Vous indiquez qu'il n'y a jamais eu de possibilité d'utilisation
éventuelle de graisses animales. Toutefois, cela doit exister car cela
n'a pas été inventé par ces intervenants : parmi eux
figurent ceux qui peuvent constater, comme le Directeur de la Brigade
vétérinaire, et ceux qui vendent, à savoir les
équarrisseurs, et ils tiennent le même discours.
Nous essayerons donc d'orienter nos recherches ailleurs. J'admets, et je vous
en félicite, que vous soyez complètement vierge de toute
contamination éventuelle. Il existe toutefois un soupçon en
raison de ces renseignements provenant d'intervenants différents.
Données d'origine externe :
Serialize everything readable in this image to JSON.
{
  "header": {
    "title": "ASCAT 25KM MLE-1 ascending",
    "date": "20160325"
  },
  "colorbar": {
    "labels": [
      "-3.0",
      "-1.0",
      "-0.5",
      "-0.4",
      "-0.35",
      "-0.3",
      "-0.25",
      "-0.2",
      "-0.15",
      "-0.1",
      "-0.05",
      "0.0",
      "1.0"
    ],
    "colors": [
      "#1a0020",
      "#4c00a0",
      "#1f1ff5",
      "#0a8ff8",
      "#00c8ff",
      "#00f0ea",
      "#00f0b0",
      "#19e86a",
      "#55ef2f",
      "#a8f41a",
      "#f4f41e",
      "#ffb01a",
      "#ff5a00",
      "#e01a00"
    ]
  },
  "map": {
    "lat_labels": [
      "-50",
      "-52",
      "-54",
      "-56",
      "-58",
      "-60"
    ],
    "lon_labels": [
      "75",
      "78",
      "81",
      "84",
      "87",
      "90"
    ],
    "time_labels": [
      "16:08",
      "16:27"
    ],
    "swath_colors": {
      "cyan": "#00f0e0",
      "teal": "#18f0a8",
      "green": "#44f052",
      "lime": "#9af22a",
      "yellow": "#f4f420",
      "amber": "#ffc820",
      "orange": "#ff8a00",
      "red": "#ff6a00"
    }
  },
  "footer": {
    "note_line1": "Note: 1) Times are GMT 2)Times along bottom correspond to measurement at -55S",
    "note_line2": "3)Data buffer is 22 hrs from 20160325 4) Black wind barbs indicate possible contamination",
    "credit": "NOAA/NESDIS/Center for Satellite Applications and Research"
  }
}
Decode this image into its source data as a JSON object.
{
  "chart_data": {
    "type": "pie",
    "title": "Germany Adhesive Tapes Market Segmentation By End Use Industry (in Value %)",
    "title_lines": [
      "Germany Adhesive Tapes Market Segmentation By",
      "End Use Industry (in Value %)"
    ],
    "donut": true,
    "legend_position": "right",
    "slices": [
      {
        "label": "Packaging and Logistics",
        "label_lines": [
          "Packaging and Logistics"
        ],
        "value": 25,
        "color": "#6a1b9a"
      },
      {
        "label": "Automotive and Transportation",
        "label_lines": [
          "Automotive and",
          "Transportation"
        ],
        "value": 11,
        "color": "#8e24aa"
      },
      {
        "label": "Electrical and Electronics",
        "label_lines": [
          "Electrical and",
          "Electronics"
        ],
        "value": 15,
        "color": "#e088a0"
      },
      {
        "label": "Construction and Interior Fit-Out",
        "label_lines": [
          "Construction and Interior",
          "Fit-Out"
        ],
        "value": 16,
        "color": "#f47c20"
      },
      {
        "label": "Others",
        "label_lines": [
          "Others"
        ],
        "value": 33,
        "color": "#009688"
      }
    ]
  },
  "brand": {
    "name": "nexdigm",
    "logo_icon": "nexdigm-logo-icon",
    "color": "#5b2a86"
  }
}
Vous avez juré de dire la vérité et vous l'avez dite, je
n'en doute pas. Nous serons donc obligés d'entendre d'autres personnes
pour avoir une réponse précise. Il me semble curieux que certains
affirment des pratiques alors que ceux qui fabriquent le produit indiquent le
contraire.
M. Bernard Lepoitevin
- Il est important de définir le terme de
lacto-remplaceur.
M. le Président
- Nous l'avons redéfini ensemble et nous
sommes d'accord.
M. Georges Gruillot
- Je partage votre analyse.
M. Bernard Lepoitevin
- Il faut savoir que dans la profession des
aliments d'allaitement, des opérateurs ne sont pas exclusivement des
fabricants d'aliments d'allaitement. Je pense que l'ambiguïté
provient de là : des Groupes sont à la fois fabricants
d'aliments d'allaitement et fabricants d'aliments du bétail ; ils
sont reconnus au titre des aliments d'allaitement alors qu'ils ont
également une vocation pour les aliments du bétail. Il n'est pas
anormal que les équarrisseurs affirment avoir vendu des graisses
animales à ces sociétés.
M. le Président
- Ils ont indiqué qu'ils s'agissait de la
fabrication des lacto-remplaceurs.
M. Lescene
- Il existe un exemple français de l'utilisation de
graisse d'os en lacto-remplaceurs. Il s'agit d'un fabricant de produits
réengraissés sur base laitière ; c'est une poudre de
produits laitiers gras, à base de graisse d'os, destinée à
des aliments pour porcelets, majoritairement à l'exportation.
C'est peut-être ce type de produits car cet opérateur doit
consommer plus des trois-quarts de la production de graisse d'os
française. Il produit également des aliments d'allaitement.
L'ambiguïté vient peut-être de ce point.
M. le Président
- Nous vous remercions pour vos renseignements.